Equinix’s key customers include AWS (AMZN - Free Report) , Google Cloud (GOOGL - Free Report) , Microsoft Cloud (MSFT - Free Report) , Oracle Cloud (ORCL - Free Report) , and pretty much every major cloud player you could think of. The firm also services a significant number of other fortune 500 companies.

Equinix’s reoccurring revenue model drives quarter-over-quarter growth and a compounded annual growth rate (CAGR) of 20% over the past 4 years. This company has had a great track record and continues to produce a robust bottom-line with expanding margins.

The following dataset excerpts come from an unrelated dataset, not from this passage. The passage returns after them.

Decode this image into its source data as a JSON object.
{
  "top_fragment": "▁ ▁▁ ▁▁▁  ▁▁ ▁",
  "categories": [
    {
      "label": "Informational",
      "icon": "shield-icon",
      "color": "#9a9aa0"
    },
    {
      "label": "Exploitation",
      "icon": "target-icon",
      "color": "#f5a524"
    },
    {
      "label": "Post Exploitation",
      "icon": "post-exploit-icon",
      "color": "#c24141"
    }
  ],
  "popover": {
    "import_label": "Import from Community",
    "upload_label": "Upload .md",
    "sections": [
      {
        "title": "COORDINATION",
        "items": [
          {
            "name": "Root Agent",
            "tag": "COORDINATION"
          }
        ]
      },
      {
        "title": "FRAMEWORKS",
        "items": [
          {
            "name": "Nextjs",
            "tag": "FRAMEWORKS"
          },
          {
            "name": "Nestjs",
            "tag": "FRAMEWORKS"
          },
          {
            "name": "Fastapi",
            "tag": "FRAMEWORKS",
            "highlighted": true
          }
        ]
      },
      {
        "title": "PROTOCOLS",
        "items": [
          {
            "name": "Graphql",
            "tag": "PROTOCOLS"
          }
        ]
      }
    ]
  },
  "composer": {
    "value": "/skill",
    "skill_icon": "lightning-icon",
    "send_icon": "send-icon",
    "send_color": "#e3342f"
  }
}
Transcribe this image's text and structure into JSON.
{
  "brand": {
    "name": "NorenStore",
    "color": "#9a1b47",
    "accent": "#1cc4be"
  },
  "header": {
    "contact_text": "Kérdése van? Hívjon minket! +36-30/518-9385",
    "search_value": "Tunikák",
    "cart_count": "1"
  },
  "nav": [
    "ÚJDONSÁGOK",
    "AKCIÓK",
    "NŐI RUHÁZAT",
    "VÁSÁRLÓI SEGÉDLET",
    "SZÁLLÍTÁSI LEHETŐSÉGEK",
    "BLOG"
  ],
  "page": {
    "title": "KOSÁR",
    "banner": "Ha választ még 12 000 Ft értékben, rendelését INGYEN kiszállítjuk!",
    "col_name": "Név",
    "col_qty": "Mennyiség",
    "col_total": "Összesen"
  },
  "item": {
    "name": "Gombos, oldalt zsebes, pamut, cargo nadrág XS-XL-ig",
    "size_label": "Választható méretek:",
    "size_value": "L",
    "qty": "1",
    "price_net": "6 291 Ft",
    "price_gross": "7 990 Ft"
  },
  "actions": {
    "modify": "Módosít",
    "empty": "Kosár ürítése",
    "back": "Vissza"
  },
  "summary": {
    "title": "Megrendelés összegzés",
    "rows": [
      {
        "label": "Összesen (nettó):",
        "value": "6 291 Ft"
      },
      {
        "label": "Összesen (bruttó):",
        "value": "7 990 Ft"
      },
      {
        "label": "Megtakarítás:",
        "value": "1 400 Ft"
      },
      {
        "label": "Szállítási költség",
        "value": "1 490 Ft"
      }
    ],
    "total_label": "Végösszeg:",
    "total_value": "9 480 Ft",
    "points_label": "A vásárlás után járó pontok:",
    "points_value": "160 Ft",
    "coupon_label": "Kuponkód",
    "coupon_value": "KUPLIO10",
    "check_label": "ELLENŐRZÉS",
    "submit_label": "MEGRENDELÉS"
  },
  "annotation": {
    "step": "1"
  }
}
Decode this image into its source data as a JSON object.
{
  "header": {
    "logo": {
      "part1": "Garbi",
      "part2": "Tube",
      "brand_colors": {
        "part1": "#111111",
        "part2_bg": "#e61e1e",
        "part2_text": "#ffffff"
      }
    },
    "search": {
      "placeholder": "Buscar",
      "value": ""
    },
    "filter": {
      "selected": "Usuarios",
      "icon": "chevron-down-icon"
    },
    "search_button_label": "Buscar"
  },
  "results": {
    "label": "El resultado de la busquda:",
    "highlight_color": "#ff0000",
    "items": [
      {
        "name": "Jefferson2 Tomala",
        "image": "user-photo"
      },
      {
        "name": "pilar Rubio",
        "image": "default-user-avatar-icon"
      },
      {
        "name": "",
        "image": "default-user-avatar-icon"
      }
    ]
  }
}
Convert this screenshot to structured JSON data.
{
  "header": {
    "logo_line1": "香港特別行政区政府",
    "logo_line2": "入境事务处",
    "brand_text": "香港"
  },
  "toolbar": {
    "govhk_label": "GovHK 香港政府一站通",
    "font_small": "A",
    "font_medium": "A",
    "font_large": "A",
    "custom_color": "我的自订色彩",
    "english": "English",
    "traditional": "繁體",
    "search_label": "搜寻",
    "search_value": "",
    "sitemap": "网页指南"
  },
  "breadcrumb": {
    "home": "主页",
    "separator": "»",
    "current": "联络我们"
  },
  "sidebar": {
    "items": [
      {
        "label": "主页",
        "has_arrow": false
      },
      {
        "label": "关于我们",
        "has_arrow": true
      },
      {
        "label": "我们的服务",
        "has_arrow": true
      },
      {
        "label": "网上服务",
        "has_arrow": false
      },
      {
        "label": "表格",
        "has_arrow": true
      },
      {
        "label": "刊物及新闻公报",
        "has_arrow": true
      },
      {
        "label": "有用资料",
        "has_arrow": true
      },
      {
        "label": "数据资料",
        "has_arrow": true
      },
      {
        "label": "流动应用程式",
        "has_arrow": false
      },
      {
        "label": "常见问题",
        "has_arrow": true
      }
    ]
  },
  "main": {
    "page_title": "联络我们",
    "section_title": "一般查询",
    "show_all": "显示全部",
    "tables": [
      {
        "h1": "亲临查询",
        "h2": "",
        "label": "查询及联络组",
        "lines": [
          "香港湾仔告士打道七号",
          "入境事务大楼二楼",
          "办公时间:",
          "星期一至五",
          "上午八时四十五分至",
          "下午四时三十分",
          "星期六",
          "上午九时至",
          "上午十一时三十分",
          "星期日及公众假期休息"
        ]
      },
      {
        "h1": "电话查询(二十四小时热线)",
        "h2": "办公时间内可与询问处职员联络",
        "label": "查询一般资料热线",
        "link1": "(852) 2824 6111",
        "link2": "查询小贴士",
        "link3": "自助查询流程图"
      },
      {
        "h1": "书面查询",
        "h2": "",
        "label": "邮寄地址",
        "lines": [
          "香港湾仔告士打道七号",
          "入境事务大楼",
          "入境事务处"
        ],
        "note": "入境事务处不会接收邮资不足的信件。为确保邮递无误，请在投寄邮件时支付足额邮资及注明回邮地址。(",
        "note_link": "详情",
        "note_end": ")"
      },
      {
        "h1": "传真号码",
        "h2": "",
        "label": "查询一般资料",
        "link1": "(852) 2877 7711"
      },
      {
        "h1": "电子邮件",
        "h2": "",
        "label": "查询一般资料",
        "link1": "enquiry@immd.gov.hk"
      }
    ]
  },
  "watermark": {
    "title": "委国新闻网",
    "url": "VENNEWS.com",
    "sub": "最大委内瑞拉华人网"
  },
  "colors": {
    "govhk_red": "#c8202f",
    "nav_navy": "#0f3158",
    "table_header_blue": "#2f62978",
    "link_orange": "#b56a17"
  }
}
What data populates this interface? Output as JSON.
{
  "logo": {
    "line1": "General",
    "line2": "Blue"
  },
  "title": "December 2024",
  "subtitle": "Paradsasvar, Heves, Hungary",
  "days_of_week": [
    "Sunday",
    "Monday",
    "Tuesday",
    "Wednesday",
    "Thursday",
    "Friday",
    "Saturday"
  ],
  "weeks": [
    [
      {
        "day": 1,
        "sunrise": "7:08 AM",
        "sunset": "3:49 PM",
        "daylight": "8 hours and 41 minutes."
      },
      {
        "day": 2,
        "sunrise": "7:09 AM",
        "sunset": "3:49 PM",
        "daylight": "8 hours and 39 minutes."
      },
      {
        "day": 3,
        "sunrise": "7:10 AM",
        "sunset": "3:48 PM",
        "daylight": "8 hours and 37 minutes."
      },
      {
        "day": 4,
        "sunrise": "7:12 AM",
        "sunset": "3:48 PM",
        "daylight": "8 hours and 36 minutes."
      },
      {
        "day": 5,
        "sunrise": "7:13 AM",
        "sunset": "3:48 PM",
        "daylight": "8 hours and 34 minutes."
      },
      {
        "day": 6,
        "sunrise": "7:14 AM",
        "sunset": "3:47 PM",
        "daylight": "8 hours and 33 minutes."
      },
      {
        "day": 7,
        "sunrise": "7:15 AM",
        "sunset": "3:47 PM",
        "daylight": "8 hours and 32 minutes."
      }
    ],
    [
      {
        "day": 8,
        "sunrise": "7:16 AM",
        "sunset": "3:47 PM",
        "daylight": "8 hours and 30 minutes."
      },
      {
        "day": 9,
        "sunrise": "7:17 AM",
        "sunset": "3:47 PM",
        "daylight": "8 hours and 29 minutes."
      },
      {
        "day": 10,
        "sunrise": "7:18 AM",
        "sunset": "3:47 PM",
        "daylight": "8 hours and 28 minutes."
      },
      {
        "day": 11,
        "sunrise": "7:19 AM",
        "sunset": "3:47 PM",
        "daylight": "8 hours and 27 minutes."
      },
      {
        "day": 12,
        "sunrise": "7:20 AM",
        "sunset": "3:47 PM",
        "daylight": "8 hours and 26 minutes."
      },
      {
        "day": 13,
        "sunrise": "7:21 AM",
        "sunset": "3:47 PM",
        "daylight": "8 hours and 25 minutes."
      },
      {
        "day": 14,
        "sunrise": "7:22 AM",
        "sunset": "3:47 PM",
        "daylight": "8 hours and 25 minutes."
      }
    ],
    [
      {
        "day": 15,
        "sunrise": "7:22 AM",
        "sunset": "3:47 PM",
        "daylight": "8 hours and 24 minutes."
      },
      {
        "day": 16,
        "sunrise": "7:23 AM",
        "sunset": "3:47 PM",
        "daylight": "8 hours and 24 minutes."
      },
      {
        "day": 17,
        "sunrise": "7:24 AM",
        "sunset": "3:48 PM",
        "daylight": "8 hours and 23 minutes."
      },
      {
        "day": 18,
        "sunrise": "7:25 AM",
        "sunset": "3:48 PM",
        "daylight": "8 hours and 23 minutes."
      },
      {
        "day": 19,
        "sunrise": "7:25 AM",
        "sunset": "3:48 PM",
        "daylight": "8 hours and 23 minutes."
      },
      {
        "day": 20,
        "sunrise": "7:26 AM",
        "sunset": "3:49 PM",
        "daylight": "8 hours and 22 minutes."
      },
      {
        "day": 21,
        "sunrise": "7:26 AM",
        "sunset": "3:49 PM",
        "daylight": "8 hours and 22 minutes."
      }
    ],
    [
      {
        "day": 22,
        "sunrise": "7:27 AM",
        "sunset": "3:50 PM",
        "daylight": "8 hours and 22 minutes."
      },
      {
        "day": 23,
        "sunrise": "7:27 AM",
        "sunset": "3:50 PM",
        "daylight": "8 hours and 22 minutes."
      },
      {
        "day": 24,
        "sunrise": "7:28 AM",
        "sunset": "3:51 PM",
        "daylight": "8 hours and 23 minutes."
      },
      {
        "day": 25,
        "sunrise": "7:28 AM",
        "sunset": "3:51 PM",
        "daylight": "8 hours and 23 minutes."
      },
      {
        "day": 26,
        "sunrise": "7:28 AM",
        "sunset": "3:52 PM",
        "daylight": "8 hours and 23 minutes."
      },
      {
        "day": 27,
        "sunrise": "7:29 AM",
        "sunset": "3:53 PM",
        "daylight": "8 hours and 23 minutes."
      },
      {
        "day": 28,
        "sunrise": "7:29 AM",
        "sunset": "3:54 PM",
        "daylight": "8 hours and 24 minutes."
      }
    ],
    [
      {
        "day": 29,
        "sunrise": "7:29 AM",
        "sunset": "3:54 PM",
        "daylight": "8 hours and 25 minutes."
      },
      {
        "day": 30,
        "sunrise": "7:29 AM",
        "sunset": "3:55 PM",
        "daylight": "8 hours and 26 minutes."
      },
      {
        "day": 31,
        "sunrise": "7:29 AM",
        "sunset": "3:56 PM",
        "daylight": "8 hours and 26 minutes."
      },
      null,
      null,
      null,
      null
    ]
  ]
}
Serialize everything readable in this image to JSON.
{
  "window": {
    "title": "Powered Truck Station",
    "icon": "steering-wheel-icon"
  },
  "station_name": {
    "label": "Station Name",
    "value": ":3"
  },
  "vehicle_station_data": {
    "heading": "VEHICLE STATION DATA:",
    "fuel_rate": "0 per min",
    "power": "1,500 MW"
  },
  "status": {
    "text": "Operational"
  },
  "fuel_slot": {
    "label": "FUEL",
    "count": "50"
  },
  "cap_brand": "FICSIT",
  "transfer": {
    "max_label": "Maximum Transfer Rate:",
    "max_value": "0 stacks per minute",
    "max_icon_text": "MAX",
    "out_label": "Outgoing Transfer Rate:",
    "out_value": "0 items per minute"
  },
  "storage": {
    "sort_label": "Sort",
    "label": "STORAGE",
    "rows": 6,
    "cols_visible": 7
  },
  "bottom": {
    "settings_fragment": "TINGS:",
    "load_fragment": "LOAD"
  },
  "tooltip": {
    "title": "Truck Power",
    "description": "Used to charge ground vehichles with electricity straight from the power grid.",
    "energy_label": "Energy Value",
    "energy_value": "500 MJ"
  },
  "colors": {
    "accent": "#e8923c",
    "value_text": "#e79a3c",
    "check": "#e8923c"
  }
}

EQIX is trading at a P/E valuation of 26x, which is on the lower side of this stock’s 5-year trend, having traded as high as 40x and as low as 17x. EQIX is yielding shareholders a comfy 1.7% dividend, something that most of its tech counterparts can’t boast of.

This stock has rallied roughly 65% so far this year, riding its all-time highs. Lower interest rates and economic expansion, with technology being the primary driver, makes a tech heavy REIT like EQIX appear increasingly attractive.

Take Away

The enterprise cloud space is expanding fast, and these established players are well positioned to ride this wave all the way to the shore. It won’t be long before people stop asking if a firm is using cloud technology and start asking which clouds a firm is leveraging.

The usefulness of public cloud technology has been proven. Leveraging core capabilities and outsourcing the rest is the going to cut costs for businesses and give them access to capabilities they would otherwise not have had.

The stocks that I discussed are going to benefit from the increasingly digitalized world and would make great long-term plays for your portfolio.